A pesar de todo, esas voces fueron ganando las conciencias. La crisis de los socialismos reales, la caída del muro de Berlín, la desaparición de la URSS y la conversión de China al capitalismo de Estado anunciaron la posibilidad de un cambio. La región pasó del militarismo a la democracia. En México, por ejemplo, intelectuales prominentes que defendieron por décadas al régimen de Fidel Castro se atrevieron poco a poco a criticarlo. Pero con el advenimiento de Hugo Chávez y su “Revolución Bolivariana” el maniqueísmo tomó nuevos bríos, ya no con el fundamento de una ideología marxista sino de un liderazgo populista: “con el líder todo, contra el líder nada”. Y el chantaje subsiste. Véase por ejemplo la reacción condenatoria de varios órganos periodísticos de la región tras el triunfo del derechista Macri en Argentina.
Mientras las corrientes populistas (ahora volcadas al culto de los redentores políticos) no ejerzan la autocrítica, no hay diálogo posible porque no creen en el diálogo. Su recurso al chantaje persistirá porque es su arma específica: no el debate civilizado, fundamentado y tolerante sino el terrorismo verbal, la santa inquisición en 140 caracteres.
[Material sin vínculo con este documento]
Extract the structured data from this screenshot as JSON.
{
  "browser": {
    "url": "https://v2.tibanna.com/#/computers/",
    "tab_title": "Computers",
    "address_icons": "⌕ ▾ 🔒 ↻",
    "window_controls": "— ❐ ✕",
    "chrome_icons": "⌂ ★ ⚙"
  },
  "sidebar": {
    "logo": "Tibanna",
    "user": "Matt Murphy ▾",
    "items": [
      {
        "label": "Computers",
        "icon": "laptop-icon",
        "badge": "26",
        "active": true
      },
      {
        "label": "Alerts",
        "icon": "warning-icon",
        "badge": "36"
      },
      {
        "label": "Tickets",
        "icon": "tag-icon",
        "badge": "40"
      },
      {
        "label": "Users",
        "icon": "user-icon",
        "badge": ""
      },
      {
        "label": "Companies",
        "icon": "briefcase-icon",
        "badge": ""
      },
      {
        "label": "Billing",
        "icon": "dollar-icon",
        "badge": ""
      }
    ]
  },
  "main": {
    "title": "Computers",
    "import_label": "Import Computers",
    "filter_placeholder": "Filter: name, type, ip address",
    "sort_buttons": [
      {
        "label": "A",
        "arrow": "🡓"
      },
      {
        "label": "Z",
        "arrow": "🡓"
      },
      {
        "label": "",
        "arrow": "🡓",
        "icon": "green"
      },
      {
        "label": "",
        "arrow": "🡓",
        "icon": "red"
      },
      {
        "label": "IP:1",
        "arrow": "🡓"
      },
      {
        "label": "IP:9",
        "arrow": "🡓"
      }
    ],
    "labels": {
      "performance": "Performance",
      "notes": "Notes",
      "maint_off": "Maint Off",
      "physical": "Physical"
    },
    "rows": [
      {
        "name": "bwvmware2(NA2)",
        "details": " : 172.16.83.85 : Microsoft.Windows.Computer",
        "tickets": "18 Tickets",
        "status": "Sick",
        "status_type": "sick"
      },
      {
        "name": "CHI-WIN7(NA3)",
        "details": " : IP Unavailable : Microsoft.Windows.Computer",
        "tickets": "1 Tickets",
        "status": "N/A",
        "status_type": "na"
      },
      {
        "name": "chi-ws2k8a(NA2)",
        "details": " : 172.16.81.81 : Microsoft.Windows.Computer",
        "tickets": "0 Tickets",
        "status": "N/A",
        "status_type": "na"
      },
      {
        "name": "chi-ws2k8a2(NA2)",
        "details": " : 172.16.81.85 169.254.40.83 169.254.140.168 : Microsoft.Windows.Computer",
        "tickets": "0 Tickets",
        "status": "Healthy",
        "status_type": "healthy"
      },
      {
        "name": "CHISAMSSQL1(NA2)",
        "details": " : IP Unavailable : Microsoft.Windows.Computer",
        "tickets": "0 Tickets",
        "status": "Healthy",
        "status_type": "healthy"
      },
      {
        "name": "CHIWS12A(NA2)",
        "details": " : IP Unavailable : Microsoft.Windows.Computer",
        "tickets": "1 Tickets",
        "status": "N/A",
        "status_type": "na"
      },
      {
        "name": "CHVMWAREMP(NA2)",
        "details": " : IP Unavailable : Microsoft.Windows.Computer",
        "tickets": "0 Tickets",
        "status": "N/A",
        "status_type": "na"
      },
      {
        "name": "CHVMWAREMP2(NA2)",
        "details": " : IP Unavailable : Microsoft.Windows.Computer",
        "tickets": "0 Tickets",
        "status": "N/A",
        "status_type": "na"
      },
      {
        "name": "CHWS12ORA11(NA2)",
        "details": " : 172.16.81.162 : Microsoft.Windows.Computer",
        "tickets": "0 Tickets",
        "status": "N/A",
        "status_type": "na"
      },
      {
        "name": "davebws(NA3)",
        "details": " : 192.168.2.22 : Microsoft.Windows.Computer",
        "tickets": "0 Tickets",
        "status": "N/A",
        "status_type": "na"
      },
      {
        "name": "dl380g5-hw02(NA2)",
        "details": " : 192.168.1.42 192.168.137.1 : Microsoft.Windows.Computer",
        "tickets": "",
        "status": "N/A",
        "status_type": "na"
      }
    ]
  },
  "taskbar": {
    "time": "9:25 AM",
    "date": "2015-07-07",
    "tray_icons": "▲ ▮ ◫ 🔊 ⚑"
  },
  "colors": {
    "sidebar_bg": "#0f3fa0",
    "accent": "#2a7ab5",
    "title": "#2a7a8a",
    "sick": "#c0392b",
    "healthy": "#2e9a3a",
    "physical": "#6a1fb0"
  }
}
Es mejor confrontarlos con su mala fe. En España, me atrevo a pensar, la cuestión es de una seriedad mayúscula, porque atañe al proyecto histórico de Podemos.
Mientras las corrientes populistas no ejerzan la autocrítica, no hay diálogo posible
Para ello volvamos al caso venezolano. Los hechos son evidentes. Contra la voluntad mayoritaria de la población, expresada en las urnas el pasado 6 de diciembre, el Gobierno de Maduro ha buscado nulificar a la Asamblea Legislativa. Para ello ha manipulado al poder judicial (nombrado por él después de las elecciones) contra los representantes. El líder Leopoldo López y muchas otras figuras de la oposición sufren un encarcelamiento absolutamente arbitrario. (Amnistía Internacional ha admitido que López es un preso de conciencia). En Venezuela los medios están cercados: mientras la verdad oficial es omnipresente, casi no existe la televisión independiente, y la prensa y los comunicadores críticos sufren un acoso sistemático.
Ante ese cuadro, la pregunta a los populistas de las dos orillas del Atlántico es directa y sencilla: si un régimen —como ahora el venezolano— ahoga las libertades e impide a la representación mayoritaria acotar el poder de quien consideran un mal gobernante (y aún revocarlo legalmente, si la provisión —como es el caso— existe en la Constitución), ese régimen ¿puede considerarse una democracia? Si no puede considerarse como tal, denúncielo. Si puede considerarse como tal, demuéstrelo. Por supuesto que no denunciarán nada ni demostrarán nada. Su silencio cómplice (y su labor de silenciamiento) ante el tácito golpe de Estado en Venezuela comprueba su propio proyecto: usar a la democracia para acabar con la democracia.
Venezuela vive hundida en el desabasto, la inflación y la zozobra. El país atraviesa una crisis humanitaria sin precedentes. El Gobierno colapsará y, cuando eso pase, terminará por salir a la luz la podredumbre y la dilapidación del régimen chavista. Esa toma de conciencia por parte de quienes han creído en él será muy dolorosa. En ese momento, quienes han ejercido o inducido el silencio cómplice quedarán en evidencia. Pero será demasiado tarde para la autocrítica. Nadie creerá en su autoproclamada superioridad moral. Y nadie estará dispuesto a pagar, ni un minuto más, el chantaje.
Enrique Krauze es escritor y director de la revista Letras libres.